38
У порога стоял постер: «Кислая капуста – 20 франков; пиво – по желанию!» Я толкнул двустворчатые, как в салуне, двери «Фермы Зиддер». Ресторан, выстроенный из дерева, напоминал трюм корабля: так же темно, так же сыро. К пивным парам примешивался запах остывшего табачного дыма и прогорклой капусты. В зале никого не было. Остатки со столов еще не убраны.
Соседи Ришара Мораза сказали мне, что по субботам он завтракает в этом баварском ресторанчике. Но было уже полчетвертого. Я опоздал. Однако в глубине зала одинокий толстяк в рабочем комбинезоне из ткани в тонкую полоску все еще читал газету. Настоящая гора с тектоническими складками. В статьях Шопара упоминался великан «весом более ста килограммов». Может, это и есть мой часовщик… Он сидел, уткнувшись в газету, на носу очки, на столе кружка пива с шапкой пены. Почти на каждом пальце по перстню с печаткой.
Я выбрал столик неподалеку, поглядывая в его сторону. Лицо его показалось мне жестким, а взгляд – еще жестче. Но в этом лице, обрамленном короткой бородкой, проглядывало и некоторое благородство. Моя уверенность только возросла: Мораз. Я был согласен с Шопаром: при взгляде на него сразу чувствовалось – «виновен».
Я заказал кофе. Толстяк, не отрывая глаз от газеты, спросил у бармена:
– Маленький, черный. Шесть букв.
– Кофе?
– Шесть букв!
– Эспрессо?
– Ладно, брось.
Бармен пододвинул мне чашку. Я сказал:
– Пигмей.
Толстяк бросил на меня взгляд поверх очков, снова уткнулся в газету и объявил:
– То, что ведет человека. Восемь букв.
Бармен рискнул предположить:
– «Альфа-ромео»?
Я подсказал:
– Сознание.
На этот раз он рассматривал меня дольше и, не отрывая взгляда, произнес:
– Отсутствие посадок. Шесть букв.
– Целина.
Когда я только начинал работать в полиции и много времени проводил в засадах, я часами разгадывал кроссворды и помнил наизусть все определения. Мой собеседник недобро улыбнулся:
– Чемпион, что ли?
– Приносит неприятности. Семь букв.
– Непруха?
Я положил на стойку свое трехцветное удостоверение:
– Легавый.
– Думаешь, смешно?
– Вам видней. Это вы Ришар Мораз?
– Мы в Швейцарии, приятель. И ты можешь засунуть эту карточку себе туда, куда я подумал.
Я убрал документ и одарил его самой любезной улыбкой:
– Я подумаю над вашим предложением. А вы пока ответьте мне на несколько вопросов, только быстро и без фокусов. Идет?
Мораз допил пиво, потом снял очки и сунул их в карман комбинезона:
– Чего тебе надо?
– Я расследую дело об убийстве Сильви Симонис.
– Очень оригинально.
– По-моему, это дело связано с убийством Манон.
– Еще оригинальней.
– Вот я и обратился к вам.
– Да ты просто чудак, дружище.
Часовщик повернулся к бармену, начищавшему кофеварку:
– Плесни еще пивка. От этих тупых придурков всегда хочется пить.
Я пропустил грубость мимо ушей. Мне было уже ясно, что это за тип: напористый горлопан, куда более хитрый, чем позволяла предположить его показная грубость.

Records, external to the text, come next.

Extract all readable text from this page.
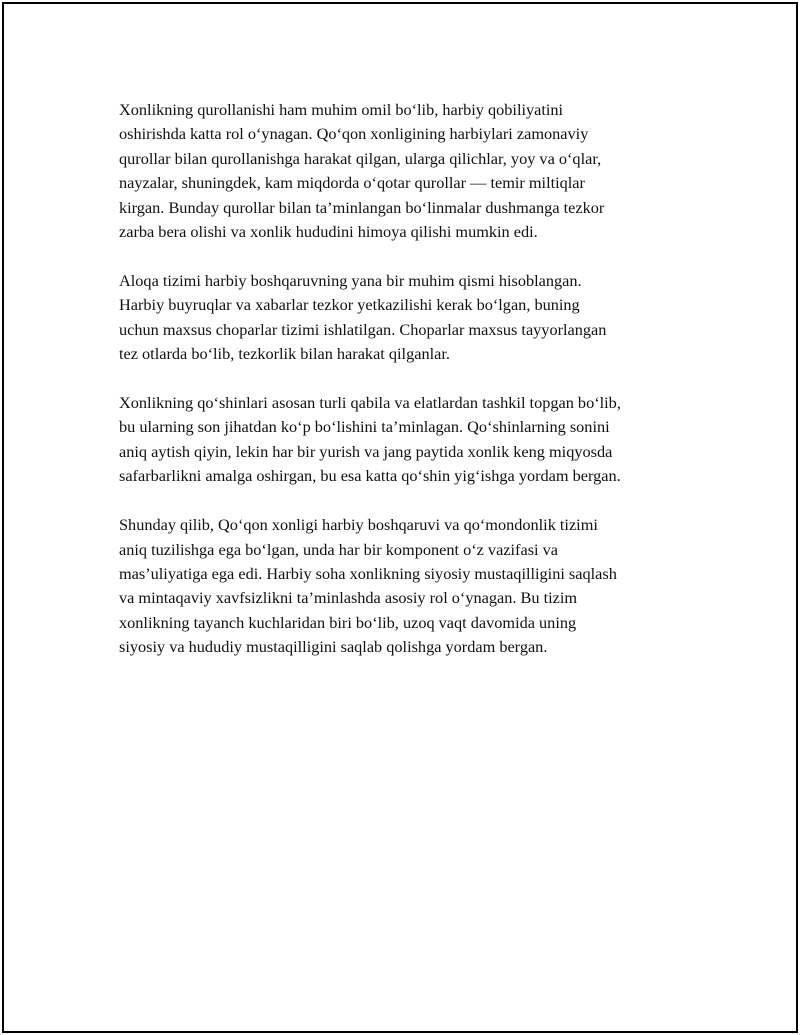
Xonlikning qurollanishi ham muhim omil bo‘lib, harbiy qobiliyatini
oshirishda katta rol o‘ynagan. Qo‘qon xonligining harbiylari zamonaviy
qurollar bilan qurollanishga harakat qilgan, ularga qilichlar, yoy va o‘qlar,
nayzalar, shuningdek, kam miqdorda o‘qotar qurollar — temir miltiqlar
kirgan. Bunday qurollar bilan ta’minlangan bo‘linmalar dushmanga tezkor
zarba bera olishi va xonlik hududini himoya qilishi mumkin edi.

Aloqa tizimi harbiy boshqaruvning yana bir muhim qismi hisoblangan.
Harbiy buyruqlar va xabarlar tezkor yetkazilishi kerak bo‘lgan, buning
uchun maxsus choparlar tizimi ishlatilgan. Choparlar maxsus tayyorlangan
tez otlarda bo‘lib, tezkorlik bilan harakat qilganlar.

Xonlikning qo‘shinlari asosan turli qabila va elatlardan tashkil topgan bo‘lib,
bu ularning son jihatdan ko‘p bo‘lishini ta’minlagan. Qo‘shinlarning sonini
aniq aytish qiyin, lekin har bir yurish va jang paytida xonlik keng miqyosda
safarbarlikni amalga oshirgan, bu esa katta qo‘shin yig‘ishga yordam bergan.

Shunday qilib, Qo‘qon xonligi harbiy boshqaruvi va qo‘mondonlik tizimi
aniq tuzilishga ega bo‘lgan, unda har bir komponent o‘z vazifasi va
mas’uliyatiga ega edi. Harbiy soha xonlikning siyosiy mustaqilligini saqlash
va mintaqaviy xavfsizlikni ta’minlashda asosiy rol o‘ynagan. Bu tizim
xonlikning tayanch kuchlaridan biri bo‘lib, uzoq vaqt davomida uning
siyosiy va hududiy mustaqilligini saqlab qolishga yordam bergan.
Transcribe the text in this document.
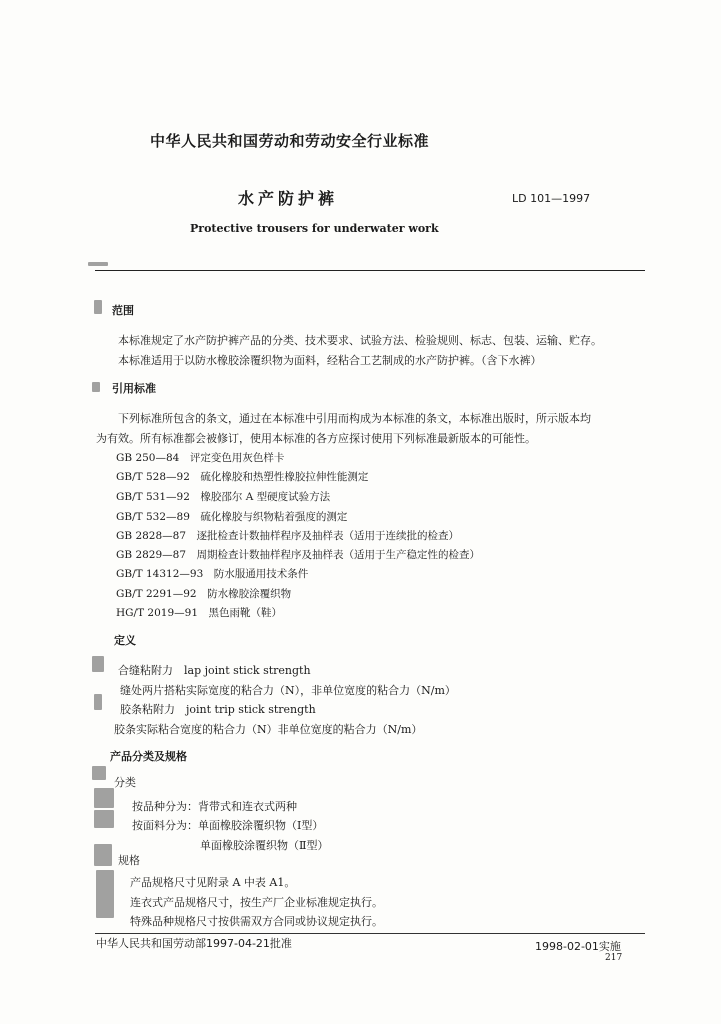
中华人民共和国劳动和劳动安全行业标准
水产防护裤	LD 101—1997
Protective trousers for underwater work
范围
本标准规定了水产防护裤产品的分类、技术要求、试验方法、检验规则、标志、包装、运输、贮存。
本标准适用于以防水橡胶涂覆织物为面料，经粘合工艺制成的水产防护裤。（含下水裤）
引用标准
下列标准所包含的条文，通过在本标准中引用而构成为本标准的条文，本标准出版时，所示版本均
为有效。所有标准都会被修订，使用本标准的各方应探讨使用下列标准最新版本的可能性。
GB 250—84　评定变色用灰色样卡
GB/T 528—92　硫化橡胶和热塑性橡胶拉伸性能测定
GB/T 531—92　橡胶邵尔 A 型硬度试验方法
GB/T 532—89　硫化橡胶与织物粘着强度的测定
GB 2828—87　逐批检查计数抽样程序及抽样表（适用于连续批的检查）
GB 2829—87　周期检查计数抽样程序及抽样表（适用于生产稳定性的检查）
GB/T 14312—93　防水服通用技术条件
GB/T 2291—92　防水橡胶涂覆织物
HG/T 2019—91　黑色雨靴（鞋）
定义
合缝粘附力　lap joint stick strength
缝处两片搭粘实际宽度的粘合力（N），非单位宽度的粘合力（N/m）
胶条粘附力　joint trip stick strength
胶条实际粘合宽度的粘合力（N）非单位宽度的粘合力（N/m）
产品分类及规格
分类
按品种分为：背带式和连衣式两种
按面料分为：单面橡胶涂覆织物（Ⅰ型）
单面橡胶涂覆织物（Ⅱ型）
规格
产品规格尺寸见附录 A 中表 A1。
连衣式产品规格尺寸，按生产厂企业标准规定执行。
特殊品种规格尺寸按供需双方合同或协议规定执行。
中华人民共和国劳动部1997-04-21批准	1998-02-01实施
217
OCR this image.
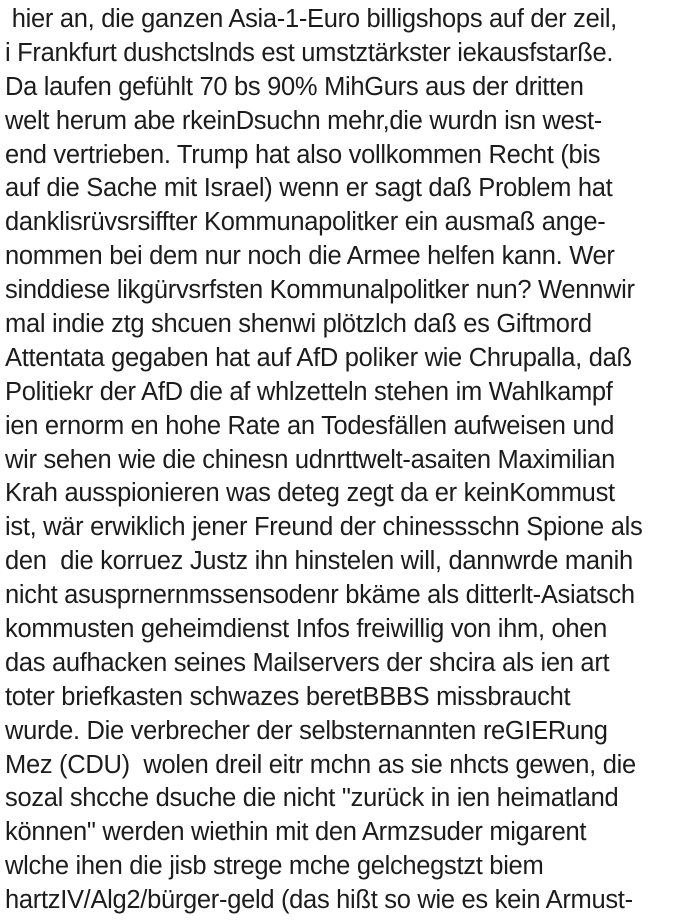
hier an, die ganzen Asia-1-Euro billigshops auf der zeil,
i Frankfurt dushctslnds est umstztärkster iekausfstarße.
Da laufen gefühlt 70 bs 90% MihGurs aus der dritten
welt herum abe rkeinDsuchn mehr,die wurdn isn west-
end vertrieben. Trump hat also vollkommen Recht (bis
auf die Sache mit Israel) wenn er sagt daß Problem hat
danklisrüvsrsiffter Kommunapolitker ein ausmaß ange-
nommen bei dem nur noch die Armee helfen kann. Wer
sinddiese likgürvsrfsten Kommunalpolitker nun? Wennwir
mal indie ztg shcuen shenwi plötzlch daß es Giftmord
Attentata gegaben hat auf AfD poliker wie Chrupalla, daß
Politiekr der AfD die af whlzetteln stehen im Wahlkampf
ien ernorm en hohe Rate an Todesfällen aufweisen und
wir sehen wie die chinesn udnrttwelt-asaiten Maximilian
Krah ausspionieren was deteg zegt da er keinKommust
ist, wär erwiklich jener Freund der chinessschn Spione als
den  die korruez Justz ihn hinstelen will, dannwrde manih
nicht asusprnernmssensodenr bkäme als ditterlt-Asiatsch
kommusten geheimdienst Infos freiwillig von ihm, ohen
das aufhacken seines Mailservers der shcira als ien art
toter briefkasten schwazes beretBBBS missbraucht
wurde. Die verbrecher der selbsternannten reGIERung
Mez (CDU)  wolen dreil eitr mchn as sie nhcts gewen, die
sozal shcche dsuche die nicht "zurück in ien heimatland
können" werden wiethin mit den Armzsuder migarent
wlche ihen die jisb strege mche gelchegstzt biem
hartzIV/Alg2/bürger-geld (das hißt so wie es kein Armust-
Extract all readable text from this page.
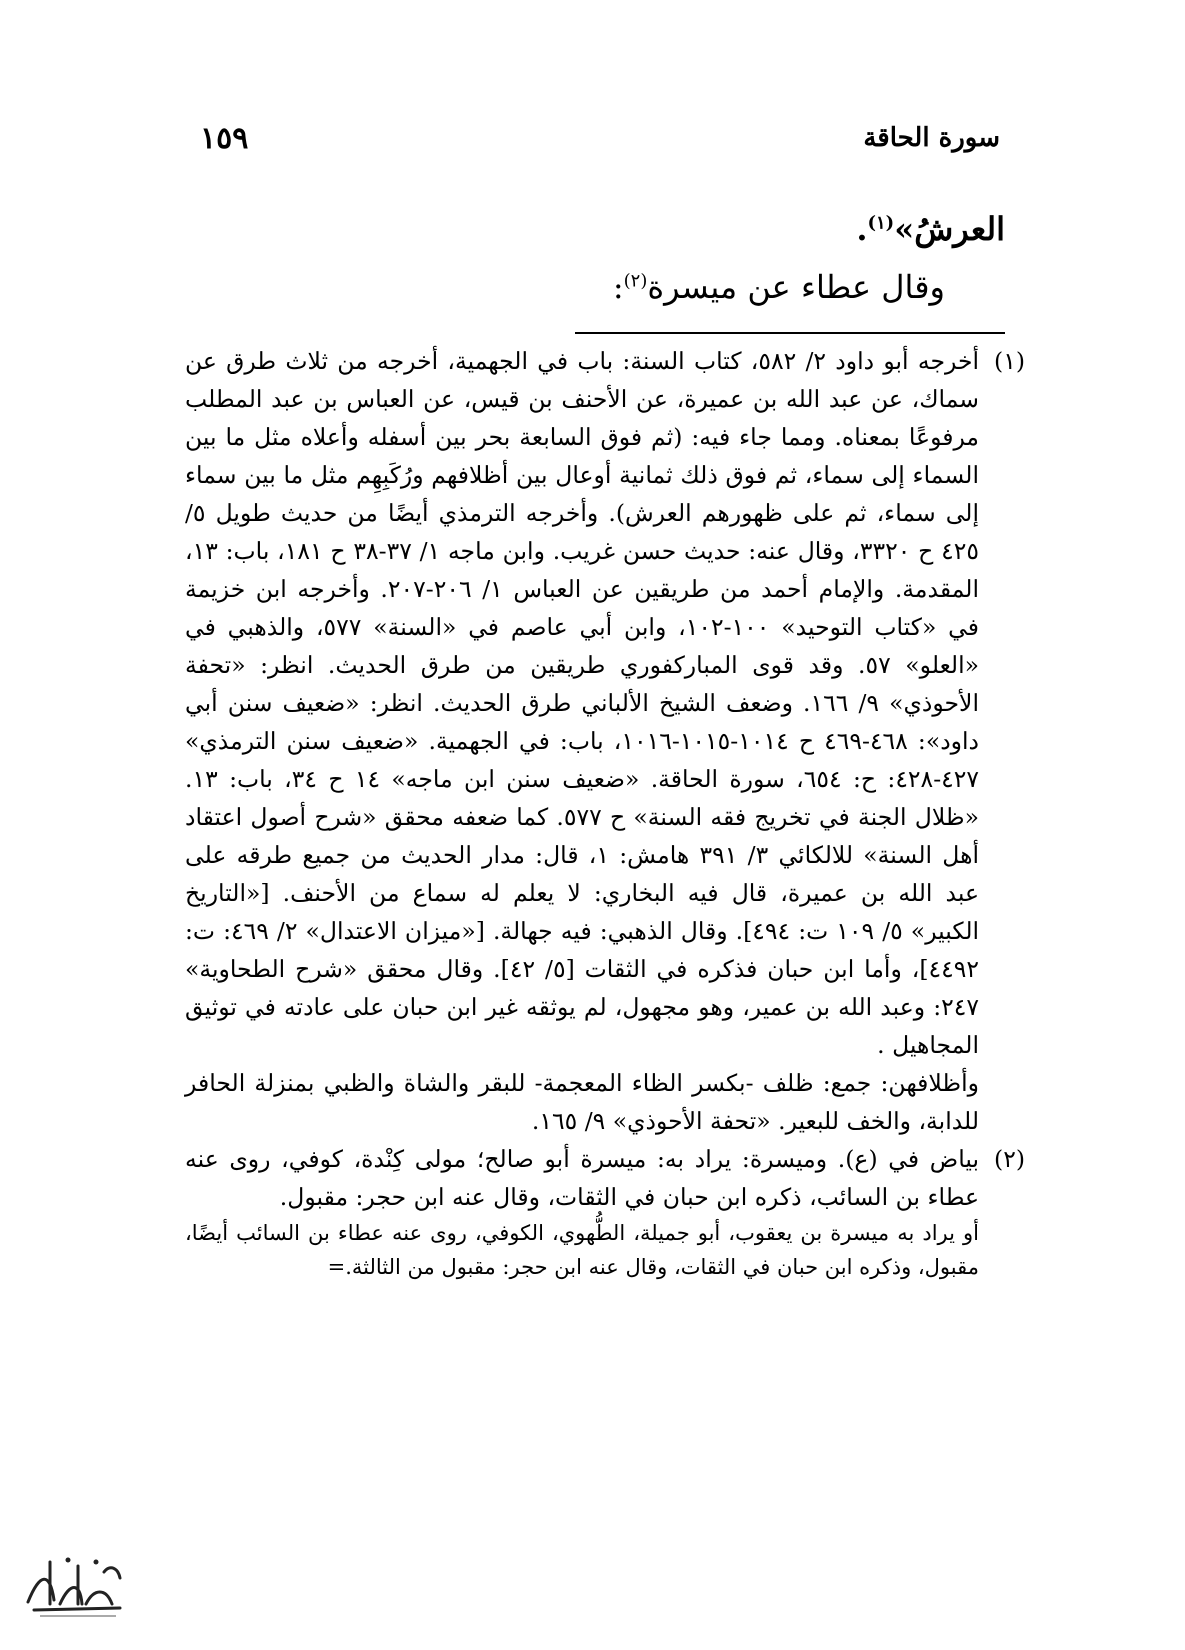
سورة الحاقة
١٥٩
العرشُ»$^{(١)}$.
وقال عطاء عن ميسرة$^{(٢)}$:

(١)
أخرجه أبو داود ٢/ ٥٨٢، كتاب السنة: باب في الجهمية، أخرجه من ثلاث طرق عن سماك، عن عبد الله بن عميرة، عن الأحنف بن قيس، عن العباس بن عبد المطلب مرفوعًا بمعناه. ومما جاء فيه: (ثم فوق السابعة بحر بين أسفله وأعلاه مثل ما بين السماء إلى سماء، ثم فوق ذلك ثمانية أوعال بين أظلافهم ورُكَبِهِم مثل ما بين سماء إلى سماء، ثم على ظهورهم العرش). وأخرجه الترمذي أيضًا من حديث طويل ٥/ ٤٢٥ ح ٣٣٢٠، وقال عنه: حديث حسن غريب. وابن ماجه ١/ ٣٧-٣٨ ح ١٨١، باب: ١٣، المقدمة. والإمام أحمد من طريقين عن العباس ١/ ٢٠٦-٢٠٧. وأخرجه ابن خزيمة في «كتاب التوحيد» ١٠٠-١٠٢، وابن أبي عاصم في «السنة» ٥٧٧، والذهبي في «العلو» ٥٧. وقد قوى المباركفوري طريقين من طرق الحديث. انظر: «تحفة الأحوذي» ٩/ ١٦٦. وضعف الشيخ الألباني طرق الحديث. انظر: «ضعيف سنن أبي داود»: ٤٦٨-٤٦٩ ح ١٠١٤-١٠١٥-١٠١٦، باب: في الجهمية. «ضعيف سنن الترمذي» ٤٢٧-٤٢٨: ح: ٦٥٤، سورة الحاقة. «ضعيف سنن ابن ماجه» ١٤ ح ٣٤، باب: ١٣. «ظلال الجنة في تخريج فقه السنة» ح ٥٧٧. كما ضعفه محقق «شرح أصول اعتقاد أهل السنة» للالكائي ٣/ ٣٩١ هامش: ١، قال: مدار الحديث من جميع طرقه على عبد الله بن عميرة، قال فيه البخاري: لا يعلم له سماع من الأحنف. [«التاريخ الكبير» ٥/ ١٠٩ ت: ٤٩٤]. وقال الذهبي: فيه جهالة. [«ميزان الاعتدال» ٢/ ٤٦٩: ت: ٤٤٩٢]، وأما ابن حبان فذكره في الثقات [٥/ ٤٢]. وقال محقق «شرح الطحاوية» ٢٤٧: وعبد الله بن عمير، وهو مجهول، لم يوثقه غير ابن حبان على عادته في توثيق المجاهيل .

وأظلافهن: جمع: ظلف -بكسر الظاء المعجمة- للبقر والشاة والظبي بمنزلة الحافر للدابة، والخف للبعير. «تحفة الأحوذي» ٩/ ١٦٥.

(٢)
بياض في (ع). وميسرة: يراد به: ميسرة أبو صالح؛ مولى كِنْدة، كوفي، روى عنه عطاء بن السائب، ذكره ابن حبان في الثقات، وقال عنه ابن حجر: مقبول.

أو يراد به ميسرة بن يعقوب، أبو جميلة، الطُّهوي، الكوفي، روى عنه عطاء بن السائب أيضًا، مقبول، وذكره ابن حبان في الثقات، وقال عنه ابن حجر: مقبول من الثالثة.=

– Четырнадцать лет прошло, а меня все еще достают из-за этого дела, – сказал он подавленно. – Ты сам-то видел, в чем меня обвиняли? Там все шито белыми нитками. Их козырь – эта игрушка, меняющая голос, изготовленная в мастерской, где работала моя жена.
– Я в курсе.
– И тебе не смешно?
– Смешно.
– Получается еще смешнее, если знать, что мы с женой тогда как раз разводились. Я с этой сушеной треской обменивался только заказными письмами. Какие из нас сообщники?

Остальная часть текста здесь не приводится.